People’s dismay at the earthquakes, caused by the gas injection and measuring up to 4.1 on the Richter scale, has turned into outrage after the payment issued on 11 November, 2014 by the Spanish Government-owned Enegás to Escal UGS (66.7% of which is owned by the Spanish construction company ACS and the remainder by Canadian Dundee Energy).
A Funeral March
Almost 400 people, dressed in mourning, took to the streets of Alcanar on 11 January to protest against the payment. The aim of the demonstration, organised by the social association which has led the opposition to the Castor Project, ‘Plataforma Ciutadana en Defensa de les Terres del Sènia’, was to ask for the definitive closure of the offshore facility, which was temporally shut down by the Spanish Government in late 2013, after the quakes started to rock the region.
Association Spokesperson, Cristina Reverter, put in words the feeling of many Spanish people: “citizens should not assume the compensation because the benefits were going to be for a private company”, she said.
During the demonstration the protesters burned €650 worth of fake notes, the estimated cost of the bailout per gas consumer, which were named ‘Florentinos’, referring to Florentino Pérez, the Chairman of Real Madrid football club and the President of the company ACS, the main actor of Escal UGS.
The Castor Project fiasco
The Castor Project consists of a submarine facility that started to be built in 2008 to store 1.3 billion cubic metres of reserve gas for Spain, in a former oilfield located 1.8 km below the seabed under a layer of impermeable rock. It was meant to contain 30% of Spain’s daily gas consumption.
The offshore gas reservoir was the first to be financed under the new Europe 2020 Project Bond Initiative. Escal UGS turned to the European Investment Bank (EIB) so as to secure funds and the lending institution granted €1,400 million worth of bonds to the company.
This was exactly the credit that Escal UGS had to return to the investors before December 2014 and the amount that the Spanish Government issued to the company, due to a clause in the 2008 agreement between them in which it was established that the state would compensate shareholders if the project had to shut down, even if the reason was negligence or deceit traceable to Escal UGS.
The Spanish Government made a futile attempt to reverse this clause appealing to the Spanish Supreme Court on May 2012, but it was rejected. Therefore, taxpayers have now to foot the bill for the mistakes of the Spanish Government and the European Union.
The legal fight
After considerable controversy and protests, the Catalan Government, which has shown its opposition to the Castor Project since its approval, asked the European Commission to analyse the financing granted by the European Investment Bank (EIB).
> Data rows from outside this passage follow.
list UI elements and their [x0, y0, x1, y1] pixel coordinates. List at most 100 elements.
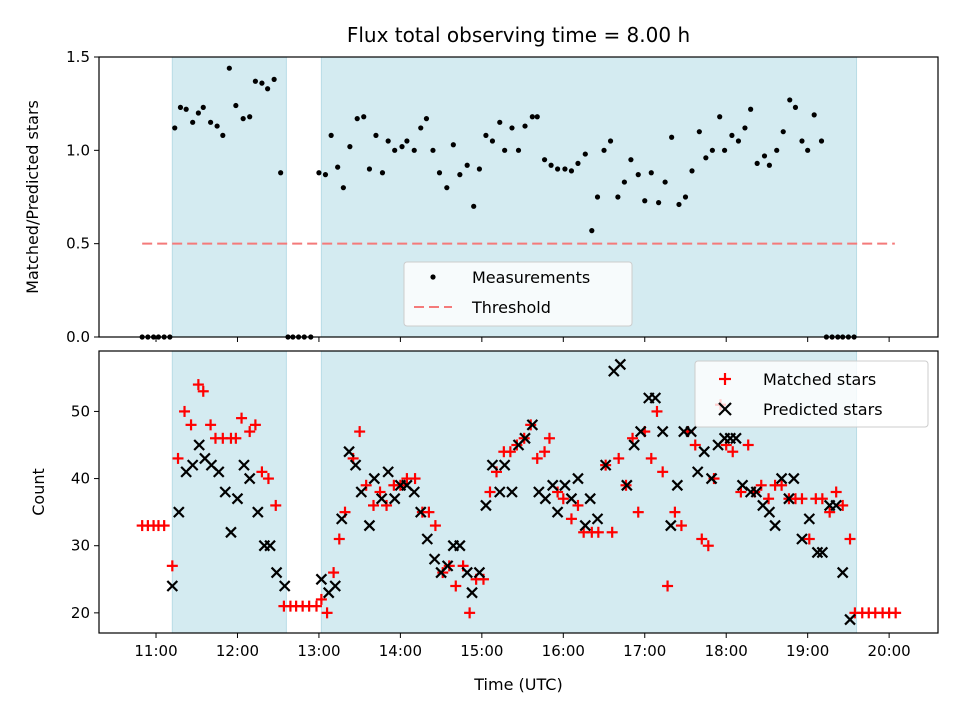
measurement-point	[278, 170, 284, 176]
matched-star-point	[409, 473, 421, 485]
measurement-point	[464, 162, 470, 168]
matched-star-point	[763, 493, 775, 505]
matched-star-point	[464, 607, 476, 619]
count-legend: Matched stars Predicted stars	[694, 360, 929, 428]
measurement-point	[594, 194, 601, 200]
predicted-star-point	[231, 492, 244, 505]
matched-star-point	[830, 486, 842, 498]
matched-star-point	[368, 499, 380, 511]
matched-star-point	[249, 419, 261, 431]
predicted-star-point	[685, 425, 697, 438]
predicted-star-point	[252, 506, 264, 518]
predicted-star-point	[368, 472, 381, 485]
matched-star-point	[244, 426, 256, 438]
legend-marker-predicted	[718, 402, 732, 416]
matched-star-point	[321, 607, 333, 619]
measurement-point	[423, 116, 430, 122]
measurement-point	[541, 157, 548, 163]
matched-star-point	[702, 540, 714, 552]
matched-star-point	[262, 473, 274, 485]
predicted-star-point	[698, 445, 710, 458]
ratio-panel: 0.0 0.5 1.0 1.5 Flux total observing time =…	[23, 23, 939, 346]
measurement-point	[709, 147, 715, 153]
measurement-point	[607, 138, 614, 144]
predicted-star-point	[811, 546, 824, 559]
ratio-panel-frame	[98, 56, 939, 338]
matched-star-point	[236, 412, 248, 424]
matched-star-point	[543, 432, 555, 444]
predicted-star-point	[466, 586, 478, 599]
measurement-point	[799, 138, 805, 144]
measurement-point	[601, 147, 607, 153]
measurement-point	[177, 104, 184, 110]
matched-star-point	[443, 560, 455, 572]
predicted-star-point	[830, 499, 842, 512]
measurement-point	[682, 194, 689, 200]
count-y-tick-label: 50	[71, 402, 90, 420]
measurement-point	[190, 119, 196, 125]
matched-star-point	[310, 600, 322, 612]
matched-star-point	[230, 432, 242, 444]
x-axis-label: Time (UTC)	[473, 675, 562, 694]
legend-label-measurements: Measurements	[472, 268, 590, 287]
measurement-point	[373, 132, 379, 138]
measurement-point	[621, 179, 627, 185]
predicted-star-point	[264, 539, 276, 552]
matched-star-point	[256, 466, 268, 478]
measurement-point	[774, 147, 780, 153]
time-x-tick-label: 15:00	[460, 642, 503, 660]
matched-star-point	[185, 419, 197, 431]
matched-star-point	[192, 379, 204, 391]
time-x-tick-label: 17:00	[623, 642, 666, 660]
predicted-star-point	[599, 459, 612, 471]
measurement-point	[635, 172, 641, 178]
measurement-point	[669, 134, 675, 140]
predicted-star-point	[844, 613, 856, 626]
matched-star-point	[606, 526, 618, 538]
measurement-point	[703, 155, 709, 161]
measurement-point	[662, 179, 668, 185]
measurement-point	[233, 102, 239, 109]
matched-star-point	[657, 466, 669, 478]
predicted-star-point	[579, 519, 592, 532]
predicted-star-point	[691, 466, 704, 478]
predicted-star-point	[572, 472, 584, 485]
measurement-point	[509, 125, 515, 131]
measurement-point	[328, 132, 334, 138]
measurement-point	[226, 65, 232, 71]
measurement-point	[792, 104, 799, 110]
matched-star-point	[333, 533, 345, 545]
matched-star-point	[557, 493, 569, 505]
measurement-point	[642, 198, 648, 204]
predicted-star-point	[473, 566, 486, 579]
measurement-point	[379, 170, 386, 176]
observing-interval-shade-top-0	[171, 56, 287, 338]
measurement-point	[220, 132, 226, 138]
measurement-point	[252, 78, 258, 84]
predicted-star-point	[565, 492, 578, 505]
matched-star-point	[592, 526, 604, 538]
observing-interval-shade-bottom-0	[171, 350, 287, 634]
matched-star-point	[158, 520, 170, 532]
predicted-star-point	[796, 533, 808, 545]
measurement-point	[554, 166, 561, 172]
measurement-point	[172, 125, 178, 131]
matched-star-point	[803, 533, 815, 545]
measurement-point	[761, 153, 768, 159]
legend-label-predicted: Predicted stars	[763, 400, 883, 419]
predicted-star-point	[486, 459, 499, 471]
predicted-star-point	[816, 546, 829, 559]
predicted-star-point	[480, 499, 492, 512]
predicted-star-point	[788, 472, 800, 485]
predicted-star-point	[730, 432, 742, 445]
time-x-tick-label: 13:00	[297, 642, 340, 660]
predicted-star-point	[343, 445, 355, 458]
measurement-point	[200, 104, 206, 110]
legend-marker-measurements	[430, 274, 436, 280]
predicted-star-point	[493, 486, 506, 498]
measurement-point	[483, 132, 489, 138]
measurement-point	[748, 106, 754, 112]
measurement-point	[366, 166, 373, 172]
predicted-star-point	[329, 580, 342, 592]
matched-star-point	[504, 446, 516, 458]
Moreover, it appealed the compensation granted to Escal UGS, which could exceed €4,700 million according to estimates by the Spanish Organisation of Consumers and Users, to the Spanish Constitutional Court.
Aside from this, the Public Prosecutor’s Office of the Valencian Province of Castelló has filed a complaint against the Spanish Geological Institute, ‘Institut Geològic Miner’; the Spanish Ministries of Industry and Agriculture; and the company Escal UGS, because they all have allegedly “committed crimes against the environment and perversion of justice”. The case will be heard in court in Vinaròs.
Last but not least, the Chairman of the Terrassa-based employer’s association Cecot, Antoni Abad, has announced that it will file a complaint to the European authorities against the contract process and the bailout of the Castor Project. Hence, the list of judicial disputes will grow these next few months while social protests do not seem to slacken. The future of Castor Projects looks grim indeed.